Si certains ont fait le choix de sortir Le Voyage d’hiver (Die Winterreise) de Franz Schubert de son cadre strict de Liederabend (Simon Keenlyside avec Trisha Brown à Paris ou Matthias Goerne avec Kentridge à Aix), le baryton-pianiste Jérôme Boutillier a lui opté – à l’Opéra de Saint-Etienne – pour la mise en espace (qu’il signe également), reconstituant l’univers dans lequel les plus grands cycles de Mélodies ou de Lieder ont été créés : les Salons bourgeois de la fin du XIXème siècle.
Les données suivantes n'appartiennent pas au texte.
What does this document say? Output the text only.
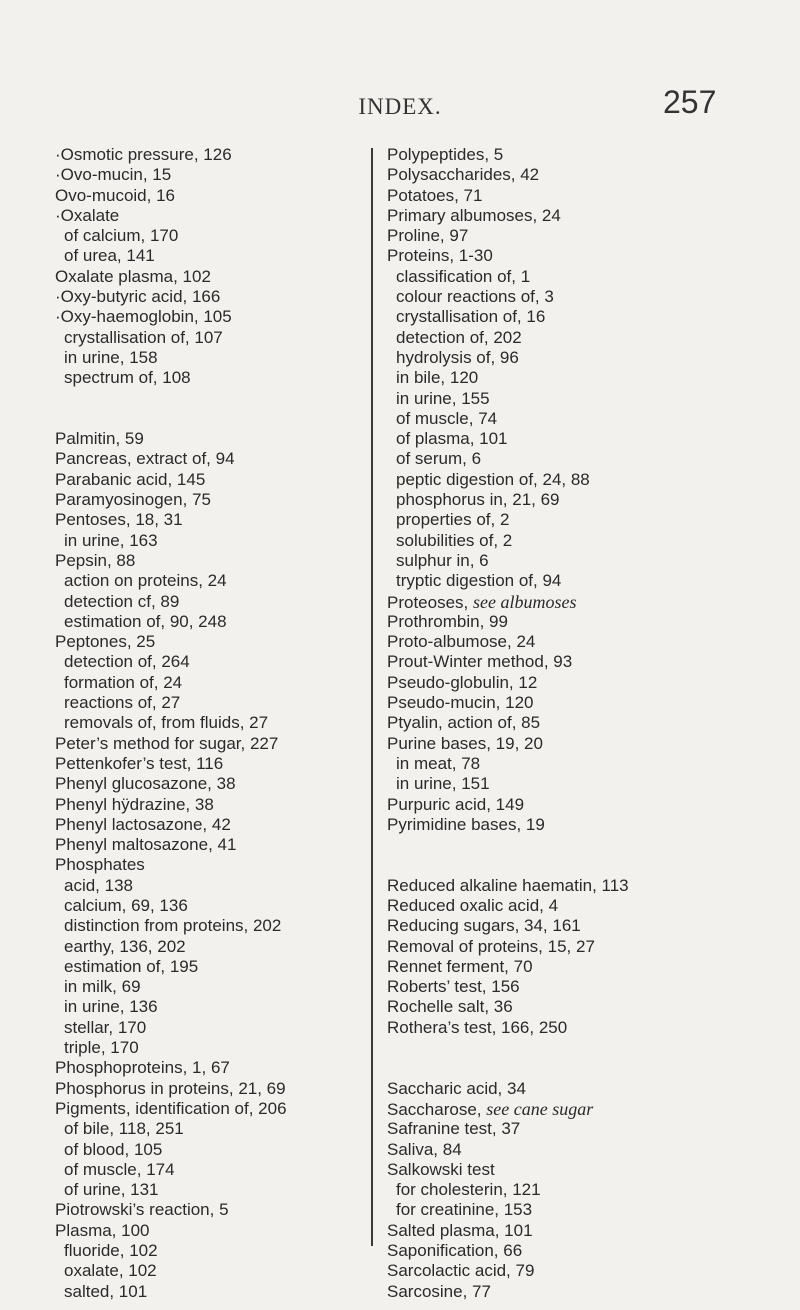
INDEX.	257
·Osmotic pressure, 126
·Ovo-mucin, 15
Ovo-mucoid, 16
·Oxalate
of calcium, 170
of urea, 141
Oxalate plasma, 102
·Oxy-butyric acid, 166
·Oxy-haemoglobin, 105
crystallisation of, 107
in urine, 158
spectrum of, 108
Palmitin, 59
Pancreas, extract of, 94
Parabanic acid, 145
Paramyosinogen, 75
Pentoses, 18, 31
in urine, 163
Pepsin, 88
action on proteins, 24
detection cf, 89
estimation of, 90, 248
Peptones, 25
detection of, 264
formation of, 24
reactions of, 27
removals of, from fluids, 27
Peter’s method for sugar, 227
Pettenkofer’s test, 116
Phenyl glucosazone, 38
Phenyl hÿdrazine, 38
Phenyl lactosazone, 42
Phenyl maltosazone, 41
Phosphates
acid, 138
calcium, 69, 136
distinction from proteins, 202
earthy, 136, 202
estimation of, 195
in milk, 69
in urine, 136
stellar, 170
triple, 170
Phosphoproteins, 1, 67
Phosphorus in proteins, 21, 69
Pigments, identification of, 206
of bile, 118, 251
of blood, 105
of muscle, 174
of urine, 131
Piotrowski’s reaction, 5
Plasma, 100
fluoride, 102
oxalate, 102
salted, 101
Polypeptides, 5
Polysaccharides, 42
Potatoes, 71
Primary albumoses, 24
Proline, 97
Proteins, 1-30
classification of, 1
colour reactions of, 3
crystallisation of, 16
detection of, 202
hydrolysis of, 96
in bile, 120
in urine, 155
of muscle, 74
of plasma, 101
of serum, 6
peptic digestion of, 24, 88
phosphorus in, 21, 69
properties of, 2
solubilities of, 2
sulphur in, 6
tryptic digestion of, 94
Proteoses, see albumoses
Prothrombin, 99
Proto-albumose, 24
Prout-Winter method, 93
Pseudo-globulin, 12
Pseudo-mucin, 120
Ptyalin, action of, 85
Purine bases, 19, 20
in meat, 78
in urine, 151
Purpuric acid, 149
Pyrimidine bases, 19
Reduced alkaline haematin, 113
Reduced oxalic acid, 4
Reducing sugars, 34, 161
Removal of proteins, 15, 27
Rennet ferment, 70
Roberts’ test, 156
Rochelle salt, 36
Rothera’s test, 166, 250
Saccharic acid, 34
Saccharose, see cane sugar
Safranine test, 37
Saliva, 84
Salkowski test
for cholesterin, 121
for creatinine, 153
Salted plasma, 101
Saponification, 66
Sarcolactic acid, 79
Sarcosine, 77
C’est ainsi qu’autour d’un superbe piano Erard demi-queue en noyer frisé, se dévoilent ici un fauteuil de velours rouge, là une banquette et un guéridon qui supporte un belle lampe à huile et une carafe d’eau à laquelle viendra s’abreuver l’artiste tout au long de ce spectacle d’une heure quarante, donné sans entracte. Le cadre intimiste proposé par la scénographie, tout comme celui du Théâtre Copeau, salle de petite taille incluse dans le vaste Opéra de Saint-Etienne où sont donné récitals et concerts de musique de chambre, sont tout simplement parfaits pour entendre le cycle des 24 poèmes imaginés par Wilhelm Müller et mis en musique par Franz Schubert. 

 

 

Le Voyage d’hiver est l’un des derniers cycles de Lieder de Schubert (mars et octobre 1827), composé à partir des deux fois douze poèmes de Wilhelm Müller, et traversé par la peine de la récente mort de Beethoven et par le pressentiment de la sienne, du musicien malade et pourtant au sommet de son génie et de ses moyens expressifs. Comme une suite à Die schöne Müllerin (« La Belle meunière ») du même poète, c’est l’ancien amoureux qui s’exprime ici, plein d’espoir et le plus souvent printanier avant, puis déçu, maintenant transi, non seulement du froid hivernal de sentiments non partagés malgré des paroles d’amour lestées de mariage, mais sans doute de cette saison de la vie sur ce chemin allégorique dont on connaît le départ sans en connaître – Wohin ?Vers où ? ») – l’inéluctable aboutissement sans recours ni retour. Solitaire chemin d’un éternel « étranger » venu d’on ne sait où et partant vers on ne sait quoi, étranger peut-être à la vie, où les seules rencontres sont cette sinistre et obsédante corneille (Die Krähe), « étrange animal », augure du tombeau et cet « étrange vieillard » final joueur d’une vielle aux accords d’une étrangeté morbide. Rencontre aussi d’un tilleul dont le calme, perturbé à peine d’une brise qui fait bruire les feuilles, devient un émoi invitant aussi vers un ailleurs bruissant comme « Le Roi des Aulnes », moins dramatique en apparence, dans une sorte de résignation triste et tendre.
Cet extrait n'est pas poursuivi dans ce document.